Overall land area grew 22.8% in January, compared to 15.2% in the previous month, and Lindex activity continued to rise; by 28.5% through January.
From 8AM SLT today to 11AM, Linden Lab's published population statistics were offline due to periodic database load issues, however. The last reported figure for total signups at 7AM was 2,978,748. When the data feed returned at 11AM, the new figure being reported was 3,018,934, well into 3 million. This beats my flat-growth prediction by about a week and a half.
It is to be noted, that this reflects signups, not paying subscribers (approximately 55 thousand on the 24th of January [Thanks, Zee Linden]), and Second Life's retention rate at last report was 10 percent at 90 days. Indeed, many people sign up for a Second Life account and do not log in within 60 days (back of the envelope calculations based on Linden Lab's published statistical data say around 8,500 per day sign up but don't log in).
"The Show with zefrank" today talks about a list of related things. The Renaissance, Leonardo DaVinci, beaver testicles, unicorns, Second Life, Anshe Chung, virtual real estate and (inevitably) penises, in his own distinctive style.
Zefrank has a unique way of putting all these things together into one deliciously incoherent, yet logical whole. Might not be safe for work.
(The yellow plastic duck logo is ironic, yet entirely coincidental)
The source code to 1.13.2(11) was released, along with an internal version from the Linden Lab release trunk to ease future integration. They're both available in the usual place.
Today, Zee Linden talked a bit about the Risk API. If you spend much time on secondlife.com, you'll have seen it appear in the sidebar more than once. You might have poked at it to find out what it was all about. Basically it's a system for monitoring account activity, conditions and funds transfers that indicates fraud. Why should you care? After all, you don't commit fraud.
Because Zee Linden says that griefers are using the Risk API as a form of techno-social judo to have the accounts of innocent people mass-suspended. In fact, it's even better than goo attacks. Zee's initial message is "Be smart, don't get scammed", but by the end, there's obviously no way to prevent it, since your consent is not required.
With a little prompting, Zee Linden has updated the economic charts/graphs on the second life website to include the figures for December, 2006.
At the present time, the page does not contain the link to the spreadsheet numbers as it did last month, so we've got to estimate by eye. However, there's no sign of any backlash to the end of December.

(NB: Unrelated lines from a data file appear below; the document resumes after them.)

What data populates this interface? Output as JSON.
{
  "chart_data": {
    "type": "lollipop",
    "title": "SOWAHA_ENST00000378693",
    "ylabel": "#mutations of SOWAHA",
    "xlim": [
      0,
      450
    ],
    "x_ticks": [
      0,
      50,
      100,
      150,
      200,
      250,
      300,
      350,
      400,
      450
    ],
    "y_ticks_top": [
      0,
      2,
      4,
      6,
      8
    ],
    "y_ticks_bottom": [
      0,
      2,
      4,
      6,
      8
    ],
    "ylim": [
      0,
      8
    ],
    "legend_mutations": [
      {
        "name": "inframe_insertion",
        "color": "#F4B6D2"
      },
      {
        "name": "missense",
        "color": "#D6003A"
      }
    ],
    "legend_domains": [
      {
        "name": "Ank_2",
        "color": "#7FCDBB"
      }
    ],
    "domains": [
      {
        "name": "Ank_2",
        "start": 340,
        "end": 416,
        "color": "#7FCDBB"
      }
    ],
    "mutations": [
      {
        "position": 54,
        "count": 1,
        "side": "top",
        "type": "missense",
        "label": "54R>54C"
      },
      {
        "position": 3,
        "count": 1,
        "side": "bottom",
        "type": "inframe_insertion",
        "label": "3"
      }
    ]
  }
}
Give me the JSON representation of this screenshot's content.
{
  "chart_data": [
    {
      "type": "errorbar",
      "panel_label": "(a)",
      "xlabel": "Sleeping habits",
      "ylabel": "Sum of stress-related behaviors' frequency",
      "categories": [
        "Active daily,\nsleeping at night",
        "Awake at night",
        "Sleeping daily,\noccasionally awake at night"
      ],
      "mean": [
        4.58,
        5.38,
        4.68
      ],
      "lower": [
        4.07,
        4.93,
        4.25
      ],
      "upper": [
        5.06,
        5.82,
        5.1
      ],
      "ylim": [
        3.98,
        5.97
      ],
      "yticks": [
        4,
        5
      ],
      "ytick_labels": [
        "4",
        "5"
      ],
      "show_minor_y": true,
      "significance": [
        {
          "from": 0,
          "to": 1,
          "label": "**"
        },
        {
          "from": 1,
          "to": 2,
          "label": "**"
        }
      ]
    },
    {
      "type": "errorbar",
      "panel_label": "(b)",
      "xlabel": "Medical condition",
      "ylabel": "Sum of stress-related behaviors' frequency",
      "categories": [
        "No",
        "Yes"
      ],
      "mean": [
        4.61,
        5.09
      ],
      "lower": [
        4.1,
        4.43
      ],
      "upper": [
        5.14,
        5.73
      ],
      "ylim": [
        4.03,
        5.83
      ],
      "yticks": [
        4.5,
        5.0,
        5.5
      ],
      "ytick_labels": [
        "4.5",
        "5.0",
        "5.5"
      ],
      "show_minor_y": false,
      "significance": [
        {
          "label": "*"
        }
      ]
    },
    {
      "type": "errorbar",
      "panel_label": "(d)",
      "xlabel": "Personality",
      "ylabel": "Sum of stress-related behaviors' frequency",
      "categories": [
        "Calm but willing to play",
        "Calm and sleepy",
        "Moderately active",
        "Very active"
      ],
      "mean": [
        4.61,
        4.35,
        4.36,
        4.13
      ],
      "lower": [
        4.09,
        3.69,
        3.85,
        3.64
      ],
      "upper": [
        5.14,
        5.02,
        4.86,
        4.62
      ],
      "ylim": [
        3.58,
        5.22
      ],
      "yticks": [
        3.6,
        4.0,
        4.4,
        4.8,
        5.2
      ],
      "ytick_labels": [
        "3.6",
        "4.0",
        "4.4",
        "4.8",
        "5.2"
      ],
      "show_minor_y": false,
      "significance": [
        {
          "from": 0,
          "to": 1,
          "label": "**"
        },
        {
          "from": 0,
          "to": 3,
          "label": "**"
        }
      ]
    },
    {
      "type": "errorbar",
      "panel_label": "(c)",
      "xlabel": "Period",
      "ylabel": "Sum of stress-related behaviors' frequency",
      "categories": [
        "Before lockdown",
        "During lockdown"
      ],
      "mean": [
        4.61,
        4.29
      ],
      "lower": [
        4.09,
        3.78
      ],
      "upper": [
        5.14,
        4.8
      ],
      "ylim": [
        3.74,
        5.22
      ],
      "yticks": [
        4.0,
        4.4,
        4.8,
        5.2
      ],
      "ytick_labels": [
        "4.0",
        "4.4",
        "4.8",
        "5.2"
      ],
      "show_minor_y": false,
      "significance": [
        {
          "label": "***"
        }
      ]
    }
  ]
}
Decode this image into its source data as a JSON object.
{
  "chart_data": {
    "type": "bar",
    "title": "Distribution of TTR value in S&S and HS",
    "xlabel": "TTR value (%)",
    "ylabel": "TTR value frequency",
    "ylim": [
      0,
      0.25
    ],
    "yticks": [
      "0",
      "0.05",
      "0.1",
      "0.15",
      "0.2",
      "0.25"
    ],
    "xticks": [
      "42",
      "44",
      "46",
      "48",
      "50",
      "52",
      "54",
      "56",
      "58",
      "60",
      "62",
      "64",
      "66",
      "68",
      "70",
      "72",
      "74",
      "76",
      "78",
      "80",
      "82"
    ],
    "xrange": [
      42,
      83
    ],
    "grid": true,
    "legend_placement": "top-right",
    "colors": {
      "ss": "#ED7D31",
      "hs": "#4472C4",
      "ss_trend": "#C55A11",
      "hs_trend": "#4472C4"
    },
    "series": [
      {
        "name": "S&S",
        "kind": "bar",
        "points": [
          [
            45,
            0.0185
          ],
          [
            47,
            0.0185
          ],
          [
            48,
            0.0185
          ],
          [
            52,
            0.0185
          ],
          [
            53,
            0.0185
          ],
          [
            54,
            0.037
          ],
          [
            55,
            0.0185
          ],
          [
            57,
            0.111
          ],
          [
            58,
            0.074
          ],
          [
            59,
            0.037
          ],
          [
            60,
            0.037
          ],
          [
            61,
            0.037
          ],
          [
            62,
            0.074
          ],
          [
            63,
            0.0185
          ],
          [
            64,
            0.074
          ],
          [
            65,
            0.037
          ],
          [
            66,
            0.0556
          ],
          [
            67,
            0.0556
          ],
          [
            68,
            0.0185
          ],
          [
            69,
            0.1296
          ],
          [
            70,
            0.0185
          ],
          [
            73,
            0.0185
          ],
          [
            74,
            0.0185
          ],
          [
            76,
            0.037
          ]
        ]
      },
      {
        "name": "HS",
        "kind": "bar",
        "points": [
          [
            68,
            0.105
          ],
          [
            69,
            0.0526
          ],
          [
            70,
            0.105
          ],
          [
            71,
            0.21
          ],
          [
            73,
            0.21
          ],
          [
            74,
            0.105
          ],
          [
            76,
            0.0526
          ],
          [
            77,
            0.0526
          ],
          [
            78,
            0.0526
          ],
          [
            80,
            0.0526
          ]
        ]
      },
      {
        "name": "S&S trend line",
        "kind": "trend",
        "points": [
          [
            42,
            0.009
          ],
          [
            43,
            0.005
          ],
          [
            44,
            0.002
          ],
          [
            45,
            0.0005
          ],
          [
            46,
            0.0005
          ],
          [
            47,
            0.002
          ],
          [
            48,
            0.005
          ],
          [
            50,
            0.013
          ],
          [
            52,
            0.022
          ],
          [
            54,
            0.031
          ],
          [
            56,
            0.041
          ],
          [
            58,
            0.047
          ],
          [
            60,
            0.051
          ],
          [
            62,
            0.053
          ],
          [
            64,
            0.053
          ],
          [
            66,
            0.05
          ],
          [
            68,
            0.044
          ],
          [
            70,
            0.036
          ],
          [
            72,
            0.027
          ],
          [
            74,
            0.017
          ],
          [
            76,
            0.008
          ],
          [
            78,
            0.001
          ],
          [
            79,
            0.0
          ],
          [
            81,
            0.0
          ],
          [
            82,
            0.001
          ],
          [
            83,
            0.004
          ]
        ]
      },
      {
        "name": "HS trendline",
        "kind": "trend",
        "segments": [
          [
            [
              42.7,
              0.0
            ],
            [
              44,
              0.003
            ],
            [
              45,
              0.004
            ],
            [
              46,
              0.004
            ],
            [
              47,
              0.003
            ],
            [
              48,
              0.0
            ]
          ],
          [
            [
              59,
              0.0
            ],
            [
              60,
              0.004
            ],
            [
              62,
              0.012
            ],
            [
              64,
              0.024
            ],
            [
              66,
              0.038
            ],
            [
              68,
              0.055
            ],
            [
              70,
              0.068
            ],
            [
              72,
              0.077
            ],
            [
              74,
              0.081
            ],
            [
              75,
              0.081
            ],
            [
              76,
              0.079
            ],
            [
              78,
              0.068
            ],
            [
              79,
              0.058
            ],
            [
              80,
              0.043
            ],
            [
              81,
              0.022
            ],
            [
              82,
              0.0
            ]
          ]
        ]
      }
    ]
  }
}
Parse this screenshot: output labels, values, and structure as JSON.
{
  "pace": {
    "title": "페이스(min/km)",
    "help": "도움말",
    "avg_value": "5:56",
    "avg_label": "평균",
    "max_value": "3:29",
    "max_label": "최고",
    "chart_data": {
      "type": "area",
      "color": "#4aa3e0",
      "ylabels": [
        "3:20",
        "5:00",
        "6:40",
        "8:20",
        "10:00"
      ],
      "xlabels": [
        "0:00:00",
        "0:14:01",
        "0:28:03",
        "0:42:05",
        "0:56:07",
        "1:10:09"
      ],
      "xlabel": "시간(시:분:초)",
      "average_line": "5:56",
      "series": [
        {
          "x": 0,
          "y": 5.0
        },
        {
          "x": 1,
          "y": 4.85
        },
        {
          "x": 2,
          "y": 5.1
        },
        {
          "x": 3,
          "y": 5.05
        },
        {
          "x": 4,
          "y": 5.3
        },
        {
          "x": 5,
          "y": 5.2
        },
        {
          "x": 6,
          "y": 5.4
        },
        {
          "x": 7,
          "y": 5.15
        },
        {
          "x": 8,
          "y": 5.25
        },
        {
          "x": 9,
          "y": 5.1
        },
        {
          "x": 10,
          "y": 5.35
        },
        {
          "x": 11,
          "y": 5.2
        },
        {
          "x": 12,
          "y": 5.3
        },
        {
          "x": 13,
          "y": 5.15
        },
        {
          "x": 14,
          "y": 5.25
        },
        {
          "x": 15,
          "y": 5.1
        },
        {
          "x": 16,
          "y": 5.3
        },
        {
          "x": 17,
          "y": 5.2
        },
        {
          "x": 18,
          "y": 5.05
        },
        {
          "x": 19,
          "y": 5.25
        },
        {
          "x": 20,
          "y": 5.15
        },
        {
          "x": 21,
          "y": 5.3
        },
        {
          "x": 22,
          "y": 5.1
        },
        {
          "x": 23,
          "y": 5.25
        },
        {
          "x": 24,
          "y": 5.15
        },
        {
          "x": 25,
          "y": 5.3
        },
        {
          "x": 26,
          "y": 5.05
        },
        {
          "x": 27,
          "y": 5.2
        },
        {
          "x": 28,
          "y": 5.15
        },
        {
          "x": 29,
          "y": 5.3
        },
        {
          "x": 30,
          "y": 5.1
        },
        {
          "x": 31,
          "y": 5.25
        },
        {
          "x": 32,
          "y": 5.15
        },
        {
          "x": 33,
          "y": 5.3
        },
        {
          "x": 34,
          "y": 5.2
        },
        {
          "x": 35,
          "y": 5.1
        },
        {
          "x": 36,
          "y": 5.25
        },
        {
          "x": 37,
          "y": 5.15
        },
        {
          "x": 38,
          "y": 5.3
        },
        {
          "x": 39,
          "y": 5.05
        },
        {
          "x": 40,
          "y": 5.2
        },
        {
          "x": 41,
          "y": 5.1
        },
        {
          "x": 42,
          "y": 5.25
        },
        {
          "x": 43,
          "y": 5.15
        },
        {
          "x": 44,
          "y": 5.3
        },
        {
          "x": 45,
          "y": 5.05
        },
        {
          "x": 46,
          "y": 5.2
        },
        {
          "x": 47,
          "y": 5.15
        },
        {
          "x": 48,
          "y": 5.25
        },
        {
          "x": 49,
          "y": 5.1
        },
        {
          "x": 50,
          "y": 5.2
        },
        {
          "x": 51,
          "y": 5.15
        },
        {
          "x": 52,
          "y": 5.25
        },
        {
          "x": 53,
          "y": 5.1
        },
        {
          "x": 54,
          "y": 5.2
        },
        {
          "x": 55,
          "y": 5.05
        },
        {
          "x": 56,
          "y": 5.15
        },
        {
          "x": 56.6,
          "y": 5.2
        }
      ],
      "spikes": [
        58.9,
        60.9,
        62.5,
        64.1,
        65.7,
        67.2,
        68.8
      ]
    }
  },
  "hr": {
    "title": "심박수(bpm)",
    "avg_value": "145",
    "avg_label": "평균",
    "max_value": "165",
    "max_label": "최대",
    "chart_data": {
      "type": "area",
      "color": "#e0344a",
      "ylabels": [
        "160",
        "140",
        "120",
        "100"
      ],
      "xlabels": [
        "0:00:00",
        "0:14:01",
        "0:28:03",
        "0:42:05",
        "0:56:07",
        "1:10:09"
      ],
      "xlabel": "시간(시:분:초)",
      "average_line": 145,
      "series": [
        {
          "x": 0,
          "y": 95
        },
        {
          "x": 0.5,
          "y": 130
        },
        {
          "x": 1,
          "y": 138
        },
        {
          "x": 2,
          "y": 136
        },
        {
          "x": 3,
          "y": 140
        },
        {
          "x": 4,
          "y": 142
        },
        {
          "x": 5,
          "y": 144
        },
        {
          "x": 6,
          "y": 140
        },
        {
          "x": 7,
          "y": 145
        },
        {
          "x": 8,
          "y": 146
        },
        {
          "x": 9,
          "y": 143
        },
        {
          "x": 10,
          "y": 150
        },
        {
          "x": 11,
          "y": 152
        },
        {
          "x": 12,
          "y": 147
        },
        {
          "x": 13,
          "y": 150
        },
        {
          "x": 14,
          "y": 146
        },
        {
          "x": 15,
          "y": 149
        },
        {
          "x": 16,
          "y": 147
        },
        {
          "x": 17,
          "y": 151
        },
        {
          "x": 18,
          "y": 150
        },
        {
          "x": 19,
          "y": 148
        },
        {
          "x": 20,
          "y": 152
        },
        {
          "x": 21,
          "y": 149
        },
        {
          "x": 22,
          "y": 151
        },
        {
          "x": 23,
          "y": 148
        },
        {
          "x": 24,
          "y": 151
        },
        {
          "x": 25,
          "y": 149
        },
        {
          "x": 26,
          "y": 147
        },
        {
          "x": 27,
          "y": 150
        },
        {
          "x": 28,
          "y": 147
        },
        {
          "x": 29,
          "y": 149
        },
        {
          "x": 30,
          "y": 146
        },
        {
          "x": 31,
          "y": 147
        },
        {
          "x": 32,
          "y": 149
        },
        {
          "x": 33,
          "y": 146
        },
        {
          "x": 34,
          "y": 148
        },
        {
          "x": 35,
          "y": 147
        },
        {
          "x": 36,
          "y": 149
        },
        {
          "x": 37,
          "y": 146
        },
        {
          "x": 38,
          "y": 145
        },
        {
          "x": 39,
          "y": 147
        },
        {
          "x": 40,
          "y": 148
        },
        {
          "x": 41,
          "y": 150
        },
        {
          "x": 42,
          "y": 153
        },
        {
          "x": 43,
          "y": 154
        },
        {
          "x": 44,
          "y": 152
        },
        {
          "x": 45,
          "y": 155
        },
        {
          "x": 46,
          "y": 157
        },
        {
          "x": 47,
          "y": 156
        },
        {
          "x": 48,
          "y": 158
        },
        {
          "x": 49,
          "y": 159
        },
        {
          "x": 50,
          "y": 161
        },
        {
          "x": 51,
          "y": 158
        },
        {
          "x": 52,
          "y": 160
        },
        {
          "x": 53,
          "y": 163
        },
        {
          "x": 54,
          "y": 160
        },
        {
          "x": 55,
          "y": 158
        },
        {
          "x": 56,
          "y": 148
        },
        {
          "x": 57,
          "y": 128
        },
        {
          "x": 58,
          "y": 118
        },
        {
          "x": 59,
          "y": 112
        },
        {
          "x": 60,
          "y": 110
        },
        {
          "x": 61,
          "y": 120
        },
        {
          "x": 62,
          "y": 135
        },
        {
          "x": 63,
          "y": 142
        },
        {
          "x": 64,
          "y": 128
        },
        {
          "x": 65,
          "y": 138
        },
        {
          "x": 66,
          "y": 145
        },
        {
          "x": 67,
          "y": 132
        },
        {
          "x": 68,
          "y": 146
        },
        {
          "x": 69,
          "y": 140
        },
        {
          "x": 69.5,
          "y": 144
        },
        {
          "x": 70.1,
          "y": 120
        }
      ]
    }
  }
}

This data includes premium user accounts (which grew by an impressive 30.4% in November, to 42,400), user hours (7,464,000 in November, up from 5,722,000 the previous month), land area (254.7 square kilometers) and an interesting set of data about the economy.
For those of us that don't read the raw numbers well, there's some colorful graphs that illustrate the rates and trends, and are well worth the look if you're interested in the growth and health of Second Life as a going economic concern.
There's some interesting lumps and bumps in the data that bears further analysis. While the trends are generally upwards, there's obviously something more complex going on under the surface of these figures.